Wednesday, December 16, 2009

Blessings


So for a few days now I've been harping on the negative things in my life and trying to look on the brighter side of them but now I'm done. Let me take the time to count my blessings and thank God for all the wonderful things that I have to look forward to.

I'm going to be able to go home to spend some much needed time with my family. I love my family. We're not the closest family and that's partly my fault because I'm never home. I moved away for college and rarely came home, even on holidays and summer vacation. There was a very very long drive and not much joy at the end of it. It was not really where I wanted to be most of the time. But I've matured now and I see that you just have to take your family as they are and love them anyway. They are really the only family you get and you have to cherish them. So thank you God for giving me my family back.

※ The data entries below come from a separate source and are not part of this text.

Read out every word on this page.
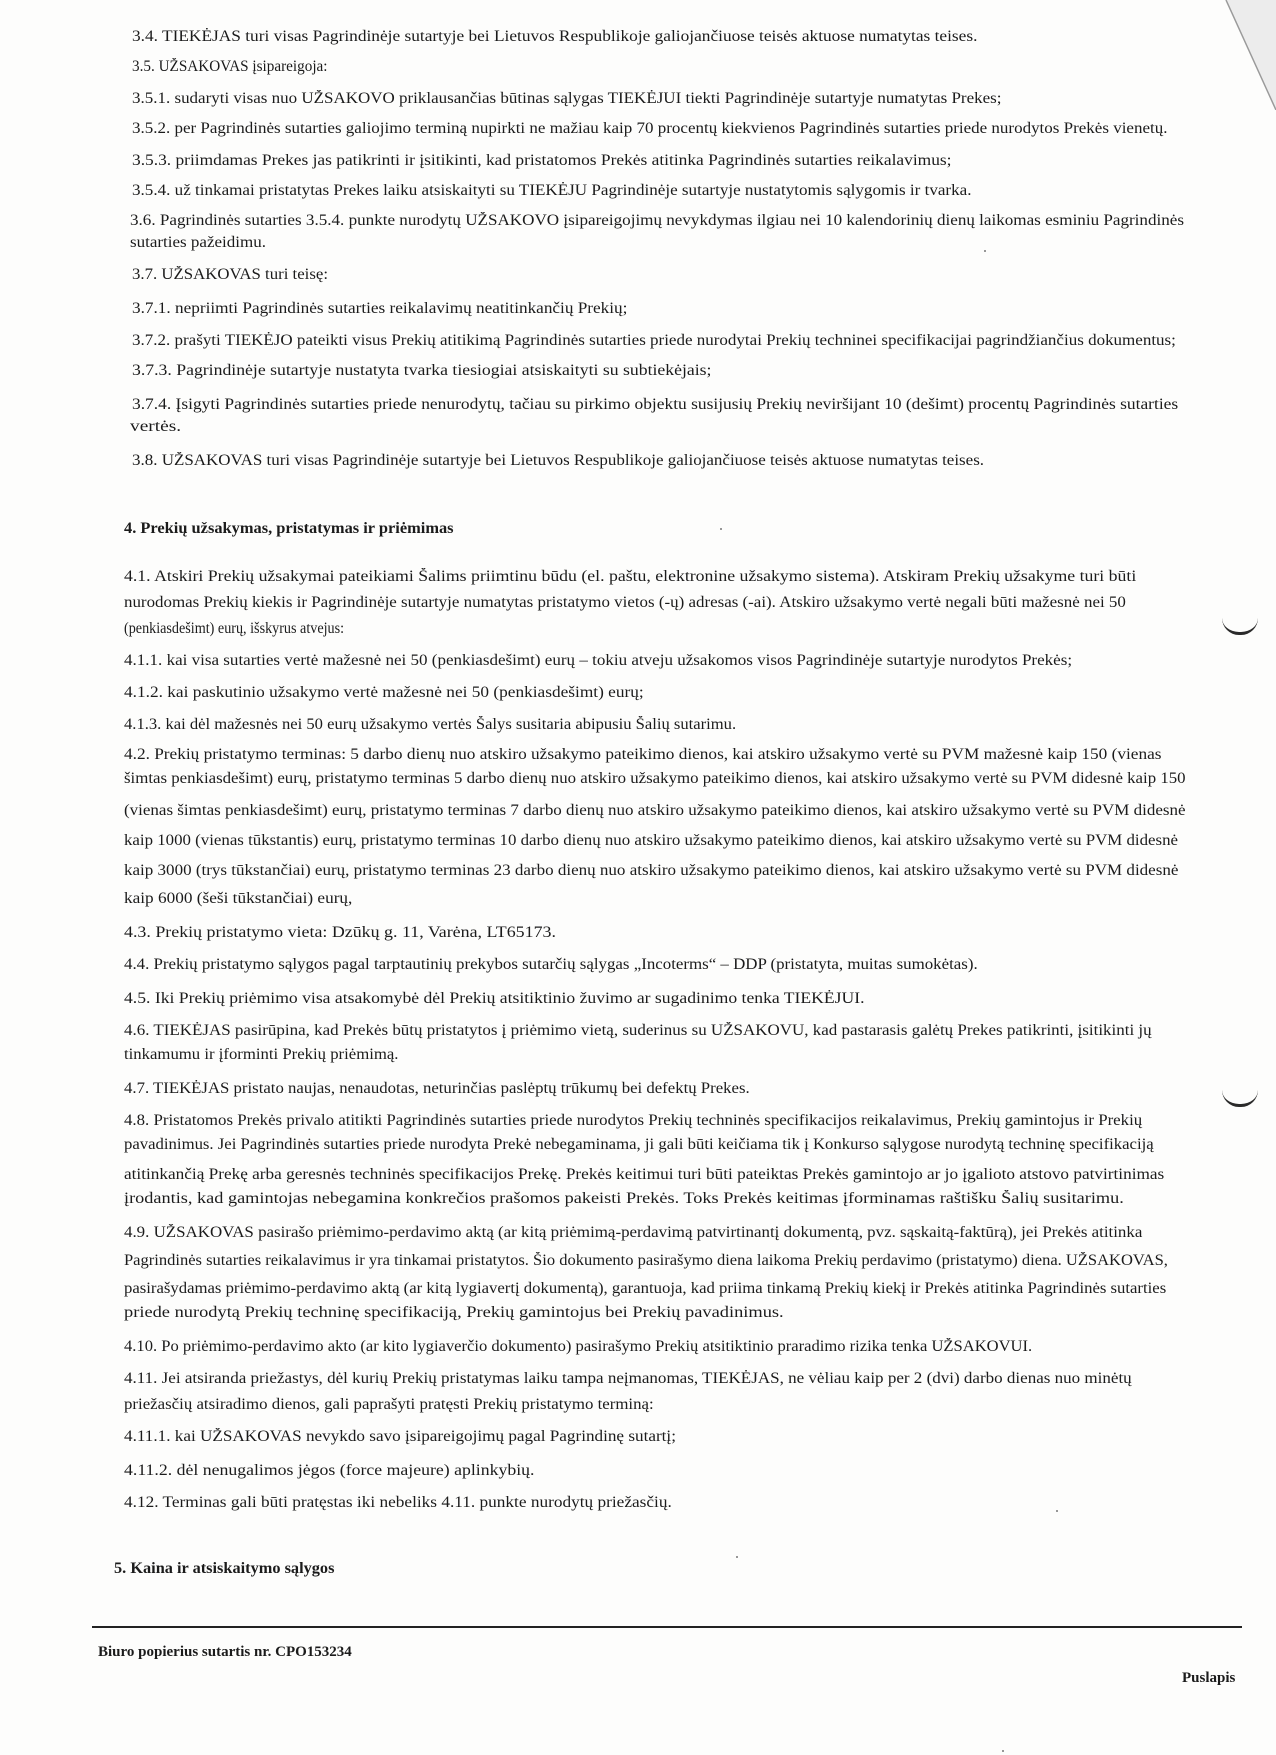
3.4. TIEKĖJAS turi visas Pagrindinėje sutartyje bei Lietuvos Respublikoje galiojančiuose teisės aktuose numatytas teises.
3.5. UŽSAKOVAS įsipareigoja:
3.5.1. sudaryti visas nuo UŽSAKOVO priklausančias būtinas sąlygas TIEKĖJUI tiekti Pagrindinėje sutartyje numatytas Prekes;
3.5.2. per Pagrindinės sutarties galiojimo terminą nupirkti ne mažiau kaip 70 procentų kiekvienos Pagrindinės sutarties priede nurodytos Prekės vienetų.
3.5.3. priimdamas Prekes jas patikrinti ir įsitikinti, kad pristatomos Prekės atitinka Pagrindinės sutarties reikalavimus;
3.5.4. už tinkamai pristatytas Prekes laiku atsiskaityti su TIEKĖJU Pagrindinėje sutartyje nustatytomis sąlygomis ir tvarka.
3.6. Pagrindinės sutarties 3.5.4. punkte nurodytų UŽSAKOVO įsipareigojimų nevykdymas ilgiau nei 10 kalendorinių dienų laikomas esminiu Pagrindinės
sutarties pažeidimu.
3.7. UŽSAKOVAS turi teisę:
3.7.1. nepriimti Pagrindinės sutarties reikalavimų neatitinkančių Prekių;
3.7.2. prašyti TIEKĖJO pateikti visus Prekių atitikimą Pagrindinės sutarties priede nurodytai Prekių techninei specifikacijai pagrindžiančius dokumentus;
3.7.3. Pagrindinėje sutartyje nustatyta tvarka tiesiogiai atsiskaityti su subtiekėjais;
3.7.4. Įsigyti Pagrindinės sutarties priede nenurodytų, tačiau su pirkimo objektu susijusių Prekių neviršijant 10 (dešimt) procentų Pagrindinės sutarties
vertės.
3.8. UŽSAKOVAS turi visas Pagrindinėje sutartyje bei Lietuvos Respublikoje galiojančiuose teisės aktuose numatytas teises.
4. Prekių užsakymas, pristatymas ir priėmimas
4.1. Atskiri Prekių užsakymai pateikiami Šalims priimtinu būdu (el. paštu, elektronine užsakymo sistema). Atskiram Prekių užsakyme turi būti
nurodomas Prekių kiekis ir Pagrindinėje sutartyje numatytas pristatymo vietos (-ų) adresas (-ai). Atskiro užsakymo vertė negali būti mažesnė nei 50
(penkiasdešimt) eurų, išskyrus atvejus:
4.1.1. kai visa sutarties vertė mažesnė nei 50 (penkiasdešimt) eurų – tokiu atveju užsakomos visos Pagrindinėje sutartyje nurodytos Prekės;
4.1.2. kai paskutinio užsakymo vertė mažesnė nei 50 (penkiasdešimt) eurų;
4.1.3. kai dėl mažesnės nei 50 eurų užsakymo vertės Šalys susitaria abipusiu Šalių sutarimu.
4.2. Prekių pristatymo terminas: 5 darbo dienų nuo atskiro užsakymo pateikimo dienos, kai atskiro užsakymo vertė su PVM mažesnė kaip 150 (vienas
šimtas penkiasdešimt) eurų, pristatymo terminas 5 darbo dienų nuo atskiro užsakymo pateikimo dienos, kai atskiro užsakymo vertė su PVM didesnė kaip 150
(vienas šimtas penkiasdešimt) eurų, pristatymo terminas 7 darbo dienų nuo atskiro užsakymo pateikimo dienos, kai atskiro užsakymo vertė su PVM didesnė
kaip 1000 (vienas tūkstantis) eurų, pristatymo terminas 10 darbo dienų nuo atskiro užsakymo pateikimo dienos, kai atskiro užsakymo vertė su PVM didesnė
kaip 3000 (trys tūkstančiai) eurų, pristatymo terminas 23 darbo dienų nuo atskiro užsakymo pateikimo dienos, kai atskiro užsakymo vertė su PVM didesnė
kaip 6000 (šeši tūkstančiai) eurų,
4.3. Prekių pristatymo vieta: Dzūkų g. 11, Varėna, LT65173.
4.4. Prekių pristatymo sąlygos pagal tarptautinių prekybos sutarčių sąlygas „Incoterms“ – DDP (pristatyta, muitas sumokėtas).
4.5. Iki Prekių priėmimo visa atsakomybė dėl Prekių atsitiktinio žuvimo ar sugadinimo tenka TIEKĖJUI.
4.6. TIEKĖJAS pasirūpina, kad Prekės būtų pristatytos į priėmimo vietą, suderinus su UŽSAKOVU, kad pastarasis galėtų Prekes patikrinti, įsitikinti jų
tinkamumu ir įforminti Prekių priėmimą.
4.7. TIEKĖJAS pristato naujas, nenaudotas, neturinčias paslėptų trūkumų bei defektų Prekes.
4.8. Pristatomos Prekės privalo atitikti Pagrindinės sutarties priede nurodytos Prekių techninės specifikacijos reikalavimus, Prekių gamintojus ir Prekių
pavadinimus. Jei Pagrindinės sutarties priede nurodyta Prekė nebegaminama, ji gali būti keičiama tik į Konkurso sąlygose nurodytą techninę specifikaciją
atitinkančią Prekę arba geresnės techninės specifikacijos Prekę. Prekės keitimui turi būti pateiktas Prekės gamintojo ar jo įgalioto atstovo patvirtinimas
įrodantis, kad gamintojas nebegamina konkrečios prašomos pakeisti Prekės. Toks Prekės keitimas įforminamas raštišku Šalių susitarimu.
4.9. UŽSAKOVAS pasirašo priėmimo-perdavimo aktą (ar kitą priėmimą-perdavimą patvirtinantį dokumentą, pvz. sąskaitą-faktūrą), jei Prekės atitinka
Pagrindinės sutarties reikalavimus ir yra tinkamai pristatytos. Šio dokumento pasirašymo diena laikoma Prekių perdavimo (pristatymo) diena. UŽSAKOVAS,
pasirašydamas priėmimo-perdavimo aktą (ar kitą lygiavertį dokumentą), garantuoja, kad priima tinkamą Prekių kiekį ir Prekės atitinka Pagrindinės sutarties
priede nurodytą Prekių techninę specifikaciją, Prekių gamintojus bei Prekių pavadinimus.
4.10. Po priėmimo-perdavimo akto (ar kito lygiaverčio dokumento) pasirašymo Prekių atsitiktinio praradimo rizika tenka UŽSAKOVUI.
4.11. Jei atsiranda priežastys, dėl kurių Prekių pristatymas laiku tampa neįmanomas, TIEKĖJAS, ne vėliau kaip per 2 (dvi) darbo dienas nuo minėtų
priežasčių atsiradimo dienos, gali paprašyti pratęsti Prekių pristatymo terminą:
4.11.1. kai UŽSAKOVAS nevykdo savo įsipareigojimų pagal Pagrindinę sutartį;
4.11.2. dėl nenugalimos jėgos (force majeure) aplinkybių.
4.12. Terminas gali būti pratęstas iki nebeliks 4.11. punkte nurodytų priežasčių.
5. Kaina ir atsiskaitymo sąlygos
Biuro popierius sutartis nr. CPO153234
Puslapis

I'm going to start a new career very soon. I don't know what that career is and that makes me a little nervous but I know that God has something great in store for me. When one thing doesn't work out you just have to find the strength and determination to pick yourself up, make a new plan, and keep moving forward. Don't dwell on the disappointments or the setbacks because they are not what God wants for you. Your mistakes will be remedied, you failures will be forgotten, your disappointments will be overcome. The future is very very bright and I know that. I've been through a lot this year but I know that my time has come. Thank you God for every step along this path, even the steps where I've fallen down and twisted my ankle, cause you were there every time to pick me up and dust me off. And if I needed it, you were there to carry me when I couldn't walk.

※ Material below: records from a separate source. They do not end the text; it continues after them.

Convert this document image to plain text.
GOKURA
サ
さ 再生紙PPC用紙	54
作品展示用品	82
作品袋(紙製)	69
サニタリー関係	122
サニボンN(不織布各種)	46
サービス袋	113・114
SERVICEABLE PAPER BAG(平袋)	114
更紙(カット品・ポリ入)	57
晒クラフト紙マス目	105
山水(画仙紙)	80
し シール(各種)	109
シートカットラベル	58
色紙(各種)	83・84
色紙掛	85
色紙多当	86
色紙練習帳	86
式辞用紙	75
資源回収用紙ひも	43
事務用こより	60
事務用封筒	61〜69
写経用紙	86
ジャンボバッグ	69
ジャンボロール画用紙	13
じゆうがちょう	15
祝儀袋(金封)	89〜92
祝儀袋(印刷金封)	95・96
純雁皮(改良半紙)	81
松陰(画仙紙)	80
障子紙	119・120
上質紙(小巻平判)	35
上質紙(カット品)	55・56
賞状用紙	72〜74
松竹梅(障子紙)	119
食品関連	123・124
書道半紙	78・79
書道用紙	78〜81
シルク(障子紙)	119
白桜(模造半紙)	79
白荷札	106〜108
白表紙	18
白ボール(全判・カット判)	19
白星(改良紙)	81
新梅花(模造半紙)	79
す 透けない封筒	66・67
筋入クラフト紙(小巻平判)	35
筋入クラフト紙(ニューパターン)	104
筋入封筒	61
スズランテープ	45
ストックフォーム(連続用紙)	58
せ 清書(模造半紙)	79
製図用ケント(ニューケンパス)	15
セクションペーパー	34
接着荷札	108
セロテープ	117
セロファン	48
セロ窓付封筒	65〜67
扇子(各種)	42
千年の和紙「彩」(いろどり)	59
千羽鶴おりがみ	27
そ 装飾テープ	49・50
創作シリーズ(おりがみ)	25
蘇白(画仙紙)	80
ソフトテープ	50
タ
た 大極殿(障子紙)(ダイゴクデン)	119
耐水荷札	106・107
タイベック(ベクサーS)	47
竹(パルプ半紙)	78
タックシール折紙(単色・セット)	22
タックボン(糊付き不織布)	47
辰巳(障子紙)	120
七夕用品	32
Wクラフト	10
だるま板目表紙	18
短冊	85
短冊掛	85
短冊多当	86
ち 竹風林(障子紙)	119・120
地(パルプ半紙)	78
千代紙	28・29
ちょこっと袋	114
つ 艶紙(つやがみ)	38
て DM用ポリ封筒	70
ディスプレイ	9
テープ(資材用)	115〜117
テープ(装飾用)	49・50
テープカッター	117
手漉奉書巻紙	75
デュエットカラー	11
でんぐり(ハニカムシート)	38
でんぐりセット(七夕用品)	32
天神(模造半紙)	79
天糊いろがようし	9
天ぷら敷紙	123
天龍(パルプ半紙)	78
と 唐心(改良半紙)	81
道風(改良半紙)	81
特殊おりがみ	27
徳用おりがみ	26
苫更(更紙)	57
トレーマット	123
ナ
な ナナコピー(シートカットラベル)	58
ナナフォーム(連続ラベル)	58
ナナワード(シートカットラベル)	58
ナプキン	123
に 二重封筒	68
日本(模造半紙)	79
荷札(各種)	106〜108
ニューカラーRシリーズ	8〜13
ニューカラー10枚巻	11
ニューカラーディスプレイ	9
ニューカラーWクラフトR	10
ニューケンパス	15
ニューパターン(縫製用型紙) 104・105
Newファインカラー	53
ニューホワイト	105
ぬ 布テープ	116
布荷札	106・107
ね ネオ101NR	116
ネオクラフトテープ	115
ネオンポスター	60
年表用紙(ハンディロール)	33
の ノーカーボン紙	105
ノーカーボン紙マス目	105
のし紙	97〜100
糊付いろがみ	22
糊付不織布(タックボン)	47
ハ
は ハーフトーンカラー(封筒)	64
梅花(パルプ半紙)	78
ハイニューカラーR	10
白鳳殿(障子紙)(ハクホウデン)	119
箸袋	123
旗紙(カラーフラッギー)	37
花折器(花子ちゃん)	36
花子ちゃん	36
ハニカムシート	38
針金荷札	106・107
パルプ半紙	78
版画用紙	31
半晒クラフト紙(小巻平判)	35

I'm finding love. For one of the first times I can remember in my life, I am actually at the right place at the right time. When things seemed hopeless and I just didn't feel like I should even keep looking I took a step back. I wasn't looking to start anything with anyone. I was gonna enjoy working my charm and smile but I wasn't going to pursue anyone. I enjoy flirting with girls but I didn't get into relationships. I had fallen in love with one girl who hurt me really badly. Amazingly enough, I'm actually still friends with her. I guess you could call us friends. She was the only girl that I was ever sure that I was in love with but for many many reasons we were not together. I pretty much figured if I can't have her I just won't have anyone. I was gonna stop looking and just start enjoying life. Well, along came Sam. Sam has been everything that other girl wasn't. It has been fun, and sweet, and emotional, and completely right. It has been exactly what I need at a time that I most need it. So thank you God, for leading me to a real love, a real woman. I know it won't always be easy, it hasn't been easy but it is definitely worth it.

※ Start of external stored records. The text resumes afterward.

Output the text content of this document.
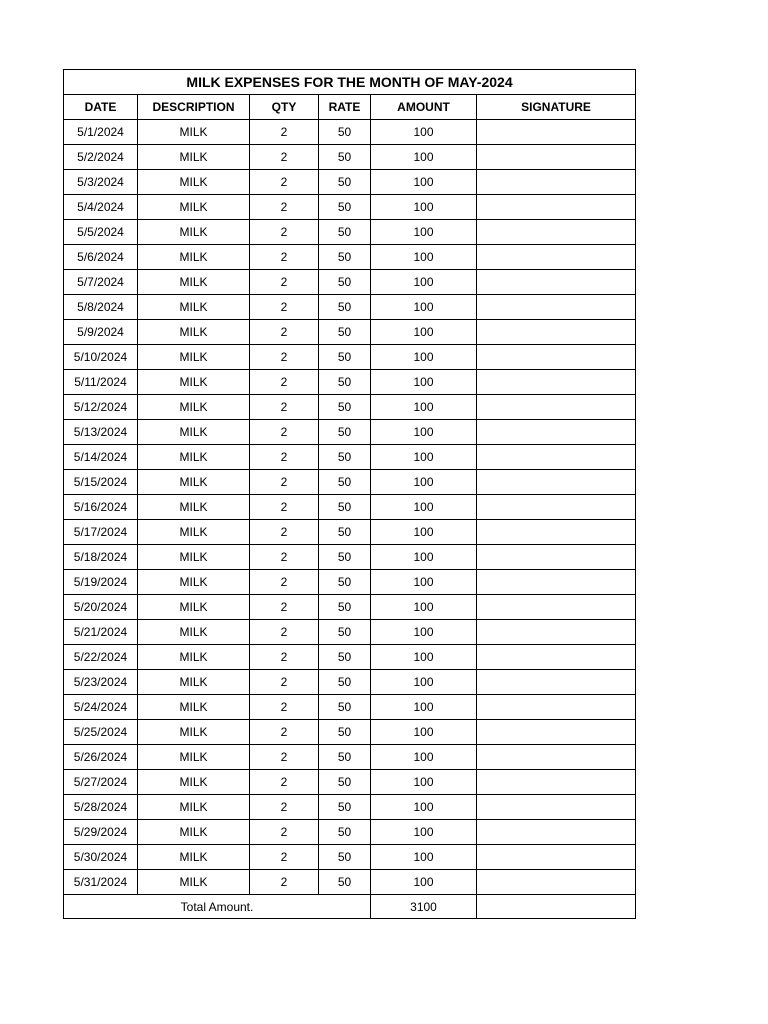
MILK EXPENSES FOR THE MONTH OF MAY-2024					
DATE	DESCRIPTION	QTY	RATE	AMOUNT	SIGNATURE
5/1/2024	MILK	2	50	100	
5/2/2024	MILK	2	50	100	
5/3/2024	MILK	2	50	100	
5/4/2024	MILK	2	50	100	
5/5/2024	MILK	2	50	100	
5/6/2024	MILK	2	50	100	
5/7/2024	MILK	2	50	100	
5/8/2024	MILK	2	50	100	
5/9/2024	MILK	2	50	100	
5/10/2024	MILK	2	50	100	
5/11/2024	MILK	2	50	100	
5/12/2024	MILK	2	50	100	
5/13/2024	MILK	2	50	100	
5/14/2024	MILK	2	50	100	
5/15/2024	MILK	2	50	100	
5/16/2024	MILK	2	50	100	
5/17/2024	MILK	2	50	100	
5/18/2024	MILK	2	50	100	
5/19/2024	MILK	2	50	100	
5/20/2024	MILK	2	50	100	
5/21/2024	MILK	2	50	100	
5/22/2024	MILK	2	50	100	
5/23/2024	MILK	2	50	100	
5/24/2024	MILK	2	50	100	
5/25/2024	MILK	2	50	100	
5/26/2024	MILK	2	50	100	
5/27/2024	MILK	2	50	100	
5/28/2024	MILK	2	50	100	
5/29/2024	MILK	2	50	100	
5/30/2024	MILK	2	50	100	
5/31/2024	MILK	2	50	100	
Total Amount.				3100	
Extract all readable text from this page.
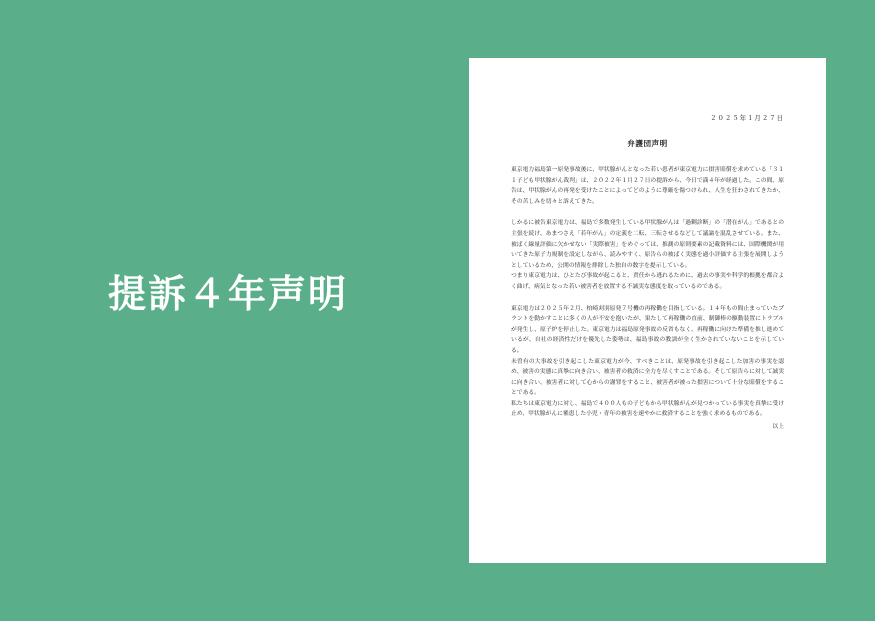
提訴４年声明
２０２５年１月２７日
弁護団声明

東京電力福島第一原発事故後に、甲状腺がんとなった若い患者が東京電力に損害賠償を求めている「３１１子ども甲状腺がん裁判」は、２０２２年１月２７日の提訴から、今日で満４年が経過した。この間、原告は、甲状腺がんの再発を受けたことによってどのように尊厳を傷つけられ、人生を狂わされてきたか、その苦しみを切々と訴えてきた。

しかるに被告東京電力は、福島で多数発生している甲状腺がんは「過剰診断」の「潜在がん」であるとの主張を続け、あまつさえ「若年がん」の定義を二転、三転させるなどして議論を混乱させている。また、被ばく線量評価に欠かせない「実際被害」をめぐっては、推測の原則要素の記載資料には、国際機関が用いてきた原子力規制を設定しながら、読みやすく、原告らの被ばく実態を過小評価する主張を展開しようとしているため、公開の情報を排除した独自の数字を提示している。

つまり東京電力は、ひとたび事故が起こると、責任から逃れるために、過去の事実や科学的根拠を都合よく曲げ、病気となった若い被害者を放置する不誠実な態度を取っているのである。

東京電力は２０２５年２月、柏崎刈羽原発７号機の再稼働を目指している。１４年もの間止まっていたプラントを動かすことに多くの人が不安を抱いたが、果たして再稼働の直前、制御棒の駆動装置にトラブルが発生し、原子炉を停止した。東京電力は福島原発事故の反省もなく、再稼働に向けた準備を推し進めているが、自社の経済性だけを優先した姿勢は、福島事故の教訓が全く生かされていないことを示している。

未曽有の大事故を引き起こした東京電力が今、すべきことは、原発事故を引き起こした加害の事実を認め、被害の実態に真摯に向き合い、被害者の救済に全力を尽くすことである。そして原告らに対して誠実に向き合い、被害者に対して心からの謝罪をすること、被害者が被った損害について十分な賠償をすることである。

私たちは東京電力に対し、福島で４００人もの子どもから甲状腺がんが見つかっている事実を真摯に受け止め、甲状腺がんに罹患した小児・青年の被害を速やかに救済することを強く求めるものである。

以上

I've found God. For many many years I had decided that God was real and he was watching over me but I wasn't going to be religious. Still to this day I don't actively practice a particular religion. I hope that's okay with God because I do love the Lord. What I have not liked is church or organized religion. I did go to church earlier in life and it laid the foundation for my beliefs. I was raised as a Baptist in Mississippi. I don't go to church now but I definitely have more of a relationship with God now than when I did. I talk to God daily and I trust that he is leading my path and helping me make decisions. I make the best decisions I can and when I feel that I have made a mistake I pray that he will redeem me. So far it really has been one of those be careful what you ask for things coupled with he may not come when you want him but he's always on time things. I have been able to look back over some rough times and seen that he does provide for me. He lets me fall and then he picks me up and he doesn't do this to toy with me but to teach me. To prepare me for the rougher times ahead. To make sure that I'm ready and I can handle whatever the world throws at me. His faith and belief in me is stronger than what I have in myself. He knows what I'm capable of and he's showing me everyday. So I thank God for believing in me so much and I know this because he never gives you more than you can handle and based on what he's giving me so far he really things I can handle a lot.

These are just a broad description of what I'm thankful for, love, family, my career, and my relationship with God. I will definitely appreciate all these things more and will share them with the world. I'm very blessed and I know it. Hopefully, you can look at your own life now, despite any doubts and disappointments that you may have and realize that you are blessed as well.